A recent study (L Yang et al. Hepatology 2018; 68: 2069-72) confirms the utility of Serum Matrix Metalloproteinase-7 (MMP-7) as a biomarker for biliary atresia (BA). The authors studied MMP-7 among healthy controls (n=72 with 54 <6 months) and among 135 with cholestasis (75 with BA, 60 with non-BA).  BA samples were taken at a median age of 54 days.

Key findings:

  • Median concentration for MMP-7 was 2.86 ng/mL in healthy controls, 11.47 ng/mL for non-BA cholestasis, and 121.1 ng/mL for BA.
  • Using a cutoff value of 52.85 ng/mL, the diagnostic sensitivity and specificity were 98.67% and 95.0% respectively.
  • The AUC for MMP-7 in BA was 0.99 compared for AUC for GGT of 0.72.  The sensitivity and specificity for GGT was much lower at 64% and 72% respectively with a cutoff of 314 U/L.
  • The predictive value for MMP-7 was particularly impressive, 74 of 75 BA  subjects were correctly identified as having BA.  Only 3 non-BA patients were incorrectly assigned a BA diagnosis based on MMP-7 values.
  • The authors noted that MMP-7 testing indicates that there are no substantial changes in its values for normal subjects extending to 54 years of age.
  • One limitation the authors note is the relatively small number of patients with non-BA syndromatic intrahepatic cholestasis which made up less than 30% of their non-BA cohort.  Thus, more testing in specific populations is needed.

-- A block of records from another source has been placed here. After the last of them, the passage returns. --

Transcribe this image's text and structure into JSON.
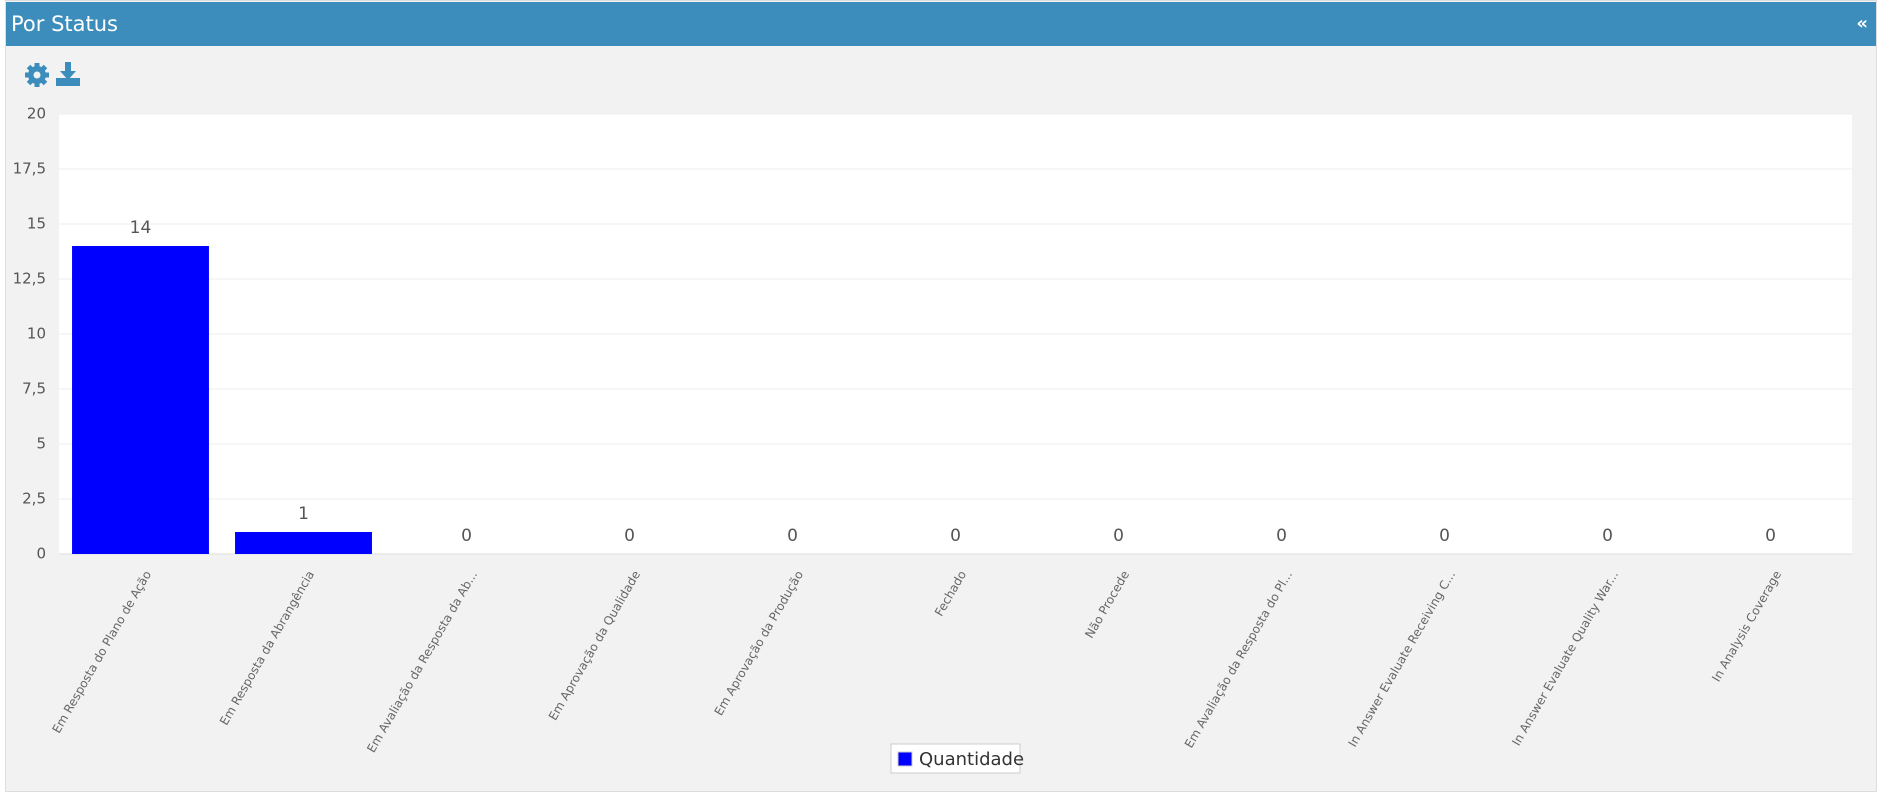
{
  "header": {
    "title": "Por Status",
    "collapse": "«"
  },
  "chart_data": {
    "type": "bar",
    "categories": [
      "Em Resposta do Plano de Ação",
      "Em Resposta da Abrangência",
      "Em Avaliação da Resposta da Ab...",
      "Em Aprovação da Qualidade",
      "Em Aprovação da Produção",
      "Fechado",
      "Não Procede",
      "Em Avaliação da Resposta do Pl...",
      "In Answer Evaluate Receiving C...",
      "In Answer Evaluate Quality War...",
      "In Analysis Coverage"
    ],
    "series": [
      {
        "name": "Quantidade",
        "color": "#0000ff",
        "values": [
          14,
          1,
          0,
          0,
          0,
          0,
          0,
          0,
          0,
          0,
          0
        ]
      }
    ],
    "ylim": [
      0,
      20
    ],
    "yticks": [
      0,
      {
        "value": 2.5,
        "label": "2,5"
      },
      5,
      {
        "value": 7.5,
        "label": "7,5"
      },
      10,
      {
        "value": 12.5,
        "label": "12,5"
      },
      15,
      {
        "value": 17.5,
        "label": "17,5"
      },
      20
    ],
    "grid": true,
    "legend": "bottom"
  }
}
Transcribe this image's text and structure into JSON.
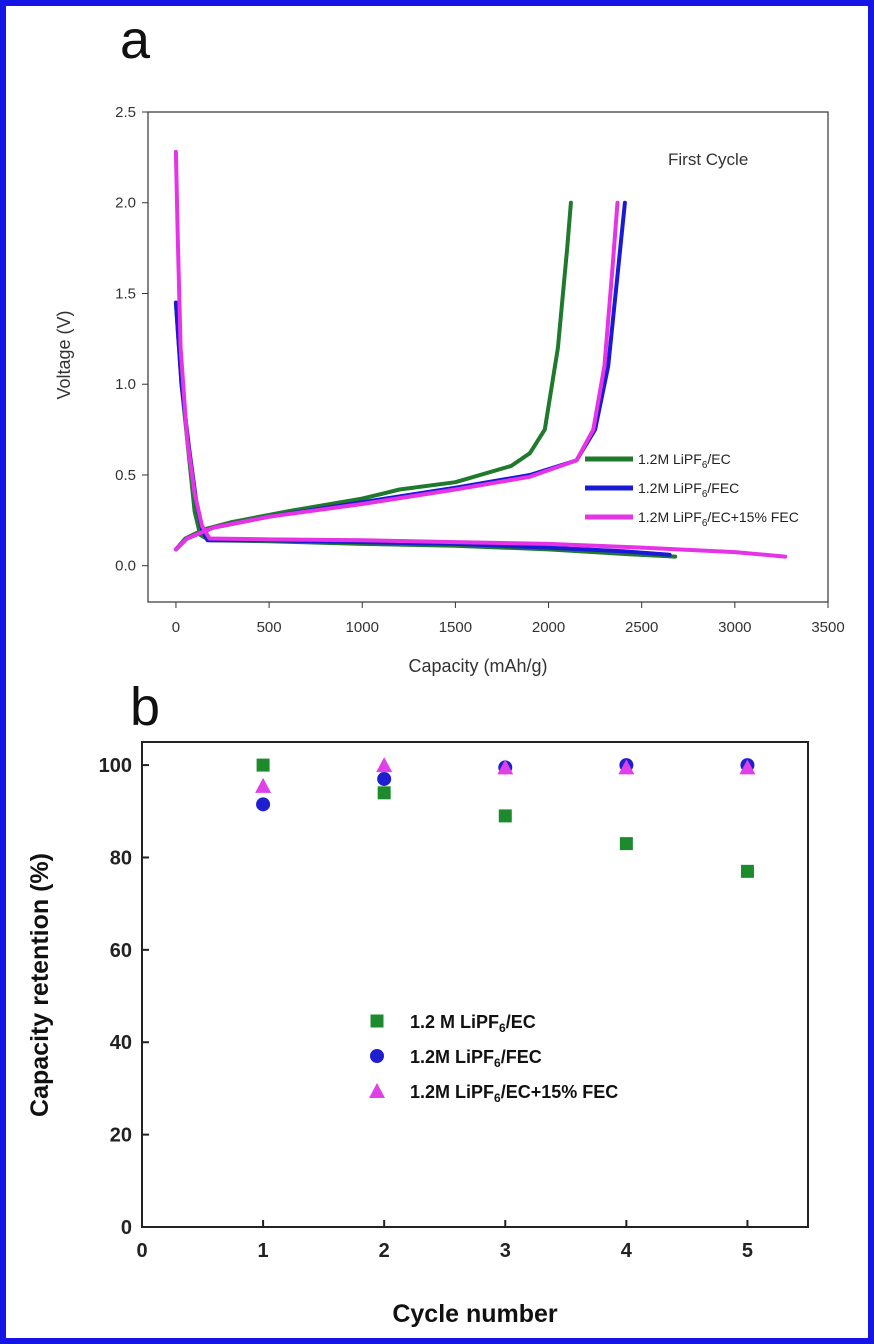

My take: The diagnostic performance of MMP-7** appears to be superior to that of a liver biopsy (though this was not directly compared in this study) in predicting BA and could obviate the need for most liver biopsies in infants with cholestasis.  Those with high MMP-7 values would proceed directly to intraoperative cholangiogram with possible hepatoportojejunostomy. Those with non-BA MMP-7 values and persistent cholestasis could undergo additional investigation with genetic panels and/or other metabolic/infectious testing.

**This assay is likely to be commercially-available in the coming weeks according to a colleague at Cincnnati Children’s Hospital.  The expectation is an approximagely 2-day turnaround.